A recent Simpsons episode declared Jimmy Carter to be history's greatest monster. Ok, it aired for the first time 12 years ago, but I recently watched it again, and thought to myself, self, why are we laughing at this? I think it is funny, but I'm not really sure why I do. I don't even have a vague recollection of a time or event when Jimmy Carter was relevant in any way to me. Anyone under the age of thirty probably doesn't either. If we don't know the past, we are doomed to repeat it. In the spirit of this, I thought it was necessary to give the old history books a little tune up, and am selecting a new History's Greatest Monster.
In selecting a new History's Greatest Monster, it was important to try the make them relevant to the youth of the world because frankly, children are the future. (Side note: I briefly considered making children the new History's Greatest Monster). Kids need someone to piss on, cuz' it helps them build self esteem, so we need to give them a fresh face to hate, or, if their parents are Republicans, pattern their voting after.
The list of choices can be easily be built by opening an LA or DC phone book and blindly pointing a finger, so I had to narrow it down. I was looking for someone with cultural relevance of the pop variety that really didn't bring any substance to the table, has a weird interpersonal relationship that makes gay marriage seem old-fashioned and comfortable, and who was Internet savvy, cuz' the kids, they love that Internet.

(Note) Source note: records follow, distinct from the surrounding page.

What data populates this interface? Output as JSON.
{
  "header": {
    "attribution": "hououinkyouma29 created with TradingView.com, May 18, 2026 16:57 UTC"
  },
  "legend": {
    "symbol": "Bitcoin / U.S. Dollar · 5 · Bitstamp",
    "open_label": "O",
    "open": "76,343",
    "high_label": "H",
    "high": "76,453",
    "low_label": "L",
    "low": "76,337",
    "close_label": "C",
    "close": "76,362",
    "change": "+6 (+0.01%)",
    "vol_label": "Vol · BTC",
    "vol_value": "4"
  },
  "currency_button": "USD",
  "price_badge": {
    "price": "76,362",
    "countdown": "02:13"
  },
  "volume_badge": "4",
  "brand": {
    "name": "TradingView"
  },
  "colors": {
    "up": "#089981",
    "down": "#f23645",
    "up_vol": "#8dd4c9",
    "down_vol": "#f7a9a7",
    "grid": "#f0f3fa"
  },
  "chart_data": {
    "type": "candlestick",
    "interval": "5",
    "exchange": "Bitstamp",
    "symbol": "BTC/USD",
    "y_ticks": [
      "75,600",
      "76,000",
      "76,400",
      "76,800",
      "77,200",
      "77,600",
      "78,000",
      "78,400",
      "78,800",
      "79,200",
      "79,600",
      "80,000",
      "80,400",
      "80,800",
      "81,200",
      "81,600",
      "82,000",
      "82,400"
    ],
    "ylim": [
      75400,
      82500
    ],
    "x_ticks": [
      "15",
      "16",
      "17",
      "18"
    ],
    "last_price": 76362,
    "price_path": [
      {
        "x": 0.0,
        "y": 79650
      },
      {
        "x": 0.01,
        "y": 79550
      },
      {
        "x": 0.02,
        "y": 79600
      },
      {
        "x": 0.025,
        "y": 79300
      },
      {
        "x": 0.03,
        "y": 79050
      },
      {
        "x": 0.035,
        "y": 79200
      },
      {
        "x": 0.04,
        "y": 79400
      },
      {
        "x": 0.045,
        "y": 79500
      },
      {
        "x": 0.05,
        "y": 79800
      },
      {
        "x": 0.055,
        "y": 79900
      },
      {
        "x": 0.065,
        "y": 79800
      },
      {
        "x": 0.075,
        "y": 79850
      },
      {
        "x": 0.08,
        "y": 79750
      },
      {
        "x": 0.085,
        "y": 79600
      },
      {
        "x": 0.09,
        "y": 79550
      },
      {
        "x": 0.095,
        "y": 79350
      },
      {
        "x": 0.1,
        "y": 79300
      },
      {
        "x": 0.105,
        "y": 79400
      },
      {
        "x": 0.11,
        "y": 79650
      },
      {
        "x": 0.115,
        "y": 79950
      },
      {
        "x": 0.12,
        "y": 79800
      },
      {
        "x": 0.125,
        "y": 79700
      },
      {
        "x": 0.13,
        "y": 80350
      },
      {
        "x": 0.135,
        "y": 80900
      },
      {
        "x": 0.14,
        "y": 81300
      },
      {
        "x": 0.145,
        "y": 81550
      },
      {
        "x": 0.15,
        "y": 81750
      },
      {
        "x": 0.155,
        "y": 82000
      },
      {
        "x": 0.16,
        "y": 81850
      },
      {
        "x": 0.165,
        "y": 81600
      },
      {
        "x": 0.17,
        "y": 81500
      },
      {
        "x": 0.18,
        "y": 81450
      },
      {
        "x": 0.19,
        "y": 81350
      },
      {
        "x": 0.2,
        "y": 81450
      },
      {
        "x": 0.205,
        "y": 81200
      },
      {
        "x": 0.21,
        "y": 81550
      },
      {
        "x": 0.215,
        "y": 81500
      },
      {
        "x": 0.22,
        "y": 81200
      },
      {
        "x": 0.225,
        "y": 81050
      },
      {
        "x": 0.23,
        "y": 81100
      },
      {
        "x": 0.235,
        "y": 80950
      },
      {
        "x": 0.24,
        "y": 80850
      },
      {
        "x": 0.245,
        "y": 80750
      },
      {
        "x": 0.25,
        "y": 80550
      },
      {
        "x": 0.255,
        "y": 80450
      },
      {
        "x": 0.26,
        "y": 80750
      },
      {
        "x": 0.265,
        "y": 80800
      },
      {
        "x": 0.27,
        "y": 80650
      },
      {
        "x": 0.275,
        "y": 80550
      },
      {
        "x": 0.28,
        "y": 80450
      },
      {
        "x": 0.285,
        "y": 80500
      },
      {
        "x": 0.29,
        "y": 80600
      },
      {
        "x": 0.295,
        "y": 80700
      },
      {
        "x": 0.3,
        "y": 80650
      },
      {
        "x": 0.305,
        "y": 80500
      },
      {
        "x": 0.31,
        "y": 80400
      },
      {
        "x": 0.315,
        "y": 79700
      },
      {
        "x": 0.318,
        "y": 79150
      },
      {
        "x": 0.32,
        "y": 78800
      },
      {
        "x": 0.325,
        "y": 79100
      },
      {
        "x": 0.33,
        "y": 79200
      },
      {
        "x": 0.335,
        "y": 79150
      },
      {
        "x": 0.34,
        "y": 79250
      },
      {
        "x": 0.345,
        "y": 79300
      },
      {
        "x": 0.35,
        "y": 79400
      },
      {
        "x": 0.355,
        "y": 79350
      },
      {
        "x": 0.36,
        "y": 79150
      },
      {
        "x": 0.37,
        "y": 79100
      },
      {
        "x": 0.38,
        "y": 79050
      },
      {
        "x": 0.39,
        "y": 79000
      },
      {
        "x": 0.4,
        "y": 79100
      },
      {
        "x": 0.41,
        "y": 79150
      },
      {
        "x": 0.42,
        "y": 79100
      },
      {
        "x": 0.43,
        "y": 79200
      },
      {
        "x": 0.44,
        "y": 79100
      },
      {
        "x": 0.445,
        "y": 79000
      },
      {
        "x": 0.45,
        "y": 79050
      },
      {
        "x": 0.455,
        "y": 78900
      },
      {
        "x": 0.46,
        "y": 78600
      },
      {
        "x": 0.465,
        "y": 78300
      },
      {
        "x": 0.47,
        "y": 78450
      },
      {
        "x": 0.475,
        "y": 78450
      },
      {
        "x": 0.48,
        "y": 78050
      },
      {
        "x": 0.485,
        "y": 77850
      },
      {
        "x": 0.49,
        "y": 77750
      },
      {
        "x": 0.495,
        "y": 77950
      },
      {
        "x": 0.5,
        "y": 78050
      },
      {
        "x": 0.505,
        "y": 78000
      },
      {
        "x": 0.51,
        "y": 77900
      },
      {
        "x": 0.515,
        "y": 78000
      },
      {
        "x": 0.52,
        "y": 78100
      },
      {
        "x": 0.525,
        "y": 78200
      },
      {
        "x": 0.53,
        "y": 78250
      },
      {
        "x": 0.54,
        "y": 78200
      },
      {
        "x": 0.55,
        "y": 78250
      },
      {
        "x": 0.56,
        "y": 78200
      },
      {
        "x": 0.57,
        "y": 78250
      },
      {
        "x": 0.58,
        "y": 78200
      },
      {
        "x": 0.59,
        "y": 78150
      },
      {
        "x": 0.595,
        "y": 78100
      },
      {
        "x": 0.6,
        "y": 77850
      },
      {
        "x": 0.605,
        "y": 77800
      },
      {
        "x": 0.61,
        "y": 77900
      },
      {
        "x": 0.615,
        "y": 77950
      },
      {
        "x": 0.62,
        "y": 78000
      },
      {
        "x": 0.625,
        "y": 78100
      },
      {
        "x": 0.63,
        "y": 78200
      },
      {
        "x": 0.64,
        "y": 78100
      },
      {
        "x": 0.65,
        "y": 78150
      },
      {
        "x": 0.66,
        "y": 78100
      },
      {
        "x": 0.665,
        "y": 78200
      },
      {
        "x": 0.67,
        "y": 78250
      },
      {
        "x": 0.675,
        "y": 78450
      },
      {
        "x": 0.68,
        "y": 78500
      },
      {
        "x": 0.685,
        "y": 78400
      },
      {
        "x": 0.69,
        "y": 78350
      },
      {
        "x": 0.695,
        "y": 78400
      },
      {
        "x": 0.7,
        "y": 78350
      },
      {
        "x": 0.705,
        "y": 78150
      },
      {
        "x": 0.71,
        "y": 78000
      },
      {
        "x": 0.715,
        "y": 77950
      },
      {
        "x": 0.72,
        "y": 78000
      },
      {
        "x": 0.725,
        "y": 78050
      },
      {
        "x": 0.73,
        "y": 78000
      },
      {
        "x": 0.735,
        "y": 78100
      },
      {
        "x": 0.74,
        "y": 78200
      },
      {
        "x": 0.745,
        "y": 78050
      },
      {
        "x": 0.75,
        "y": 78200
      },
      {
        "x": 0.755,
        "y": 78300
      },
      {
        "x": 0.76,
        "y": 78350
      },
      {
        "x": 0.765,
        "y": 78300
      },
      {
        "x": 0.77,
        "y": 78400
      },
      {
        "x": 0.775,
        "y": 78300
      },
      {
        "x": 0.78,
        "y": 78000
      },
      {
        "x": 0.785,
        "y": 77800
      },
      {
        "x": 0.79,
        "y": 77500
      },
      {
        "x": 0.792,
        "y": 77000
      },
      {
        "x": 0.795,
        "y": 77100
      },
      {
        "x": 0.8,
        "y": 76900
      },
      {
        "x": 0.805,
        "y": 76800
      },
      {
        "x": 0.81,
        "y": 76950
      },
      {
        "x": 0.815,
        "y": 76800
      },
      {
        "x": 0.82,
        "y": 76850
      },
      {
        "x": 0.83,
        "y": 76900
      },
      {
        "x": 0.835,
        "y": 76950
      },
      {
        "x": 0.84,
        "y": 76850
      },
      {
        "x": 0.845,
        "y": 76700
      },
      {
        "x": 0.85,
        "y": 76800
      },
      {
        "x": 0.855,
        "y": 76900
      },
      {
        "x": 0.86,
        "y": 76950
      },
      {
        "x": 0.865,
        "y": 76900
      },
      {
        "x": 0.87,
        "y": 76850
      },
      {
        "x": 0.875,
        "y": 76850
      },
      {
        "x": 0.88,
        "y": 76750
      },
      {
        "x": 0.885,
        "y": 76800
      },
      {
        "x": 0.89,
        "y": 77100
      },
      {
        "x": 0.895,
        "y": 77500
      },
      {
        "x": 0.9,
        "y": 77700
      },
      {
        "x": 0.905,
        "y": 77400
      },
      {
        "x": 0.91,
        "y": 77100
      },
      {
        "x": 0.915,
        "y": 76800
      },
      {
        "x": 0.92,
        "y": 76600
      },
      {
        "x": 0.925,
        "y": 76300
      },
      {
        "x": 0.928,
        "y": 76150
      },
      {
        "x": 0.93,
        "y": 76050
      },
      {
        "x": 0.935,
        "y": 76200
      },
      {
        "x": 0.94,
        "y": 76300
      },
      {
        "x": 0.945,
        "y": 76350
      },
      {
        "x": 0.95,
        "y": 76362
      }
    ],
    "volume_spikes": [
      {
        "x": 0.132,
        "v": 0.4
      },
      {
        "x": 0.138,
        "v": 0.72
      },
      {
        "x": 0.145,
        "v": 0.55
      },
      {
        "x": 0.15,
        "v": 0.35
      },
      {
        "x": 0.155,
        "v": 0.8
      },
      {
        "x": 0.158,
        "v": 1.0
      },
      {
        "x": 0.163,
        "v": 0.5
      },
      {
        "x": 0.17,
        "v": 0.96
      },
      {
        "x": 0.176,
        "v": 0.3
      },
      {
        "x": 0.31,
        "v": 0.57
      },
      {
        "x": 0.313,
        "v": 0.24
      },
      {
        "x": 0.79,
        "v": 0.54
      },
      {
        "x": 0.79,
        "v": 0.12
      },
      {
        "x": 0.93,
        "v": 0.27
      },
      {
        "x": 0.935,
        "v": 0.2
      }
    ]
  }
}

I could only come up with one truly worthy candidate. He is the man who brought Twitter to the masses, turned banging cougars into a lifelong celebration of commitment and inter-generational love (ewwww), as well as invented and probably trademarked the phrase "punk'd" (which I am guessing the Huff Post is probably writing him a cheque for right now for its mere mention). I am talking of course about Ashton Kutcher.
He crushed any lingering hopes of Hollywood's premiere 80's power couple reuniting, became the first twitterbird to break a million friendsters or whatever the fug those greasy little urchins who sit on The Google all day and play with their ipods call it, and I'm still waiting for the blood work to come back, but I'm pretty sure he slept with and impregnated my high school girlfriend. And that's just the stuff we know about.
Now he even has Shaq doing this ridiculous thing called twittering. Getting a 7 foot tall, 320 pound man to do anything called twittering is insidious, especially when it involves creating a following. Also, Kutcher, your cheek bones are too high. (Ok, I admit another reason I don't like you because you are too good looking. There, I said it. You look like you could star in a porno re-make of Dazed and Confused with your forty-something but still hot wife, and I would probably shell out $40 for the DVD even though you are destroying my favourite PG-13 teenage sex romp period piece. And I hate that you have that kind of marketing pull on me. Damn your chiseled features!)
But it's the twittering that really gets me. You are introducing a social media that is a cultural atrocity to a generation that already is battered with so many stupid and hokey gimmicks that pass for using your brain or communicating with people using real words. The modern teenager's communications are so banal they barely make it to 140 characters as it is, now you are limiting them to this? Not to mention exposing them to the vapidness of a celebrity's daily lives, like they needed more?
So get out your tweet pad kids, and spread the word: "Kutcher is a morally reprehensible ding dong that is ruining your future. He is history's greatest monster. Pass it on." I think that is less than 140 characters. I hope the message spreads, because when it comes down to it, it is all about the children.